Exploring the Abandoned World War II Marsiling Bunkers

“Trust me, this tree root will support you as you climb down,” explains our guide, Scott Tay, as he tugs at a tangled creeper to show it will take his weight. Surrounded by thick jungle foliage, Tay is standing at the lip of an overgrown and very slippery-looking hole: the entrance to a disused World War II bunker.

It’s the second, and larger, of the bunkers we visit. Both are part of the former Marsiling fuel depot and the basis for a quirky new tour by Tay’s Beyond Expeditions, which aims to help people experience “a wilder side of Singapore”.

Tay is true to his word – both in terms of the wildness and the root, which easily supports my weight as I use it to keep upright while slithering down the greasy slope. At the bottom, I find myself standing in a muddy puddle, the head torches of the other group members bouncing off the walls of the narrow tunnel that leads deeper into the complex.

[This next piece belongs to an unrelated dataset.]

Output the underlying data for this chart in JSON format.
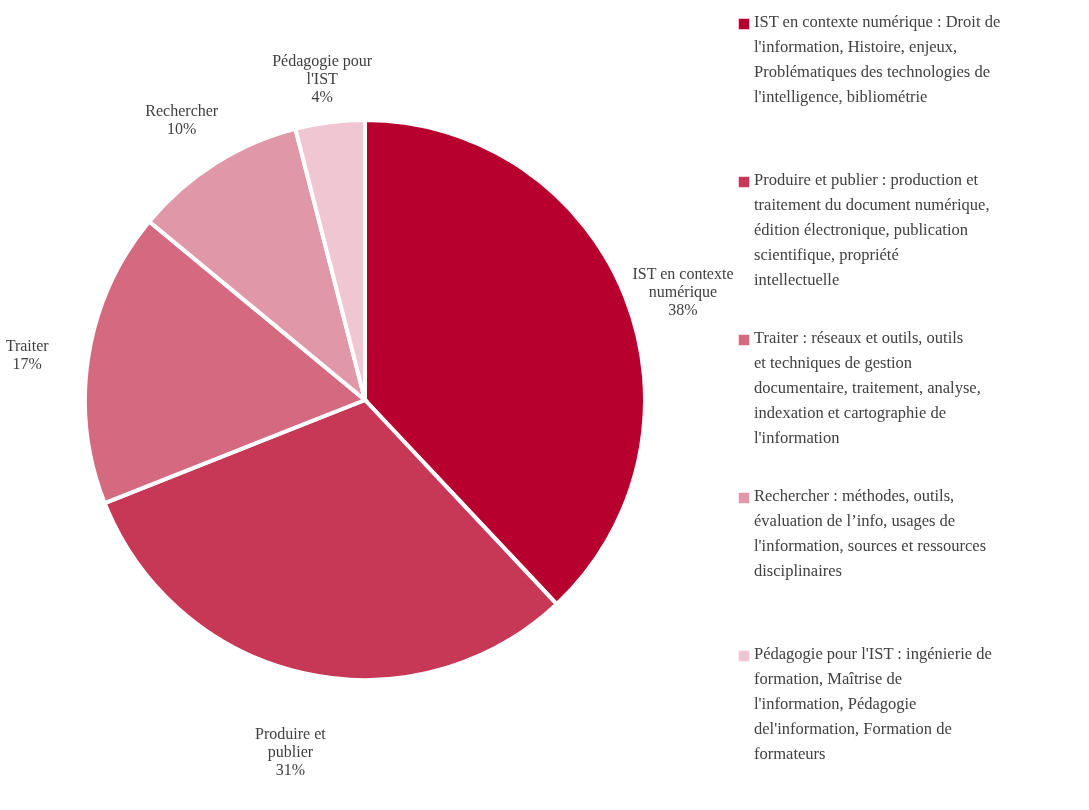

Constructed before World War II to fuel British Royal Air Force planes, these bunkers have been abandoned and mostly forgotten for decades, hidden away in a patch of jungle in northern Singapore overlooking the causeway to Malaysia. This is no carefully curated heritage tour, but rather a mini-adventure that has participants hiking through the jungle before battling mud and ankle-deep water to explore the partially derelict bunkers.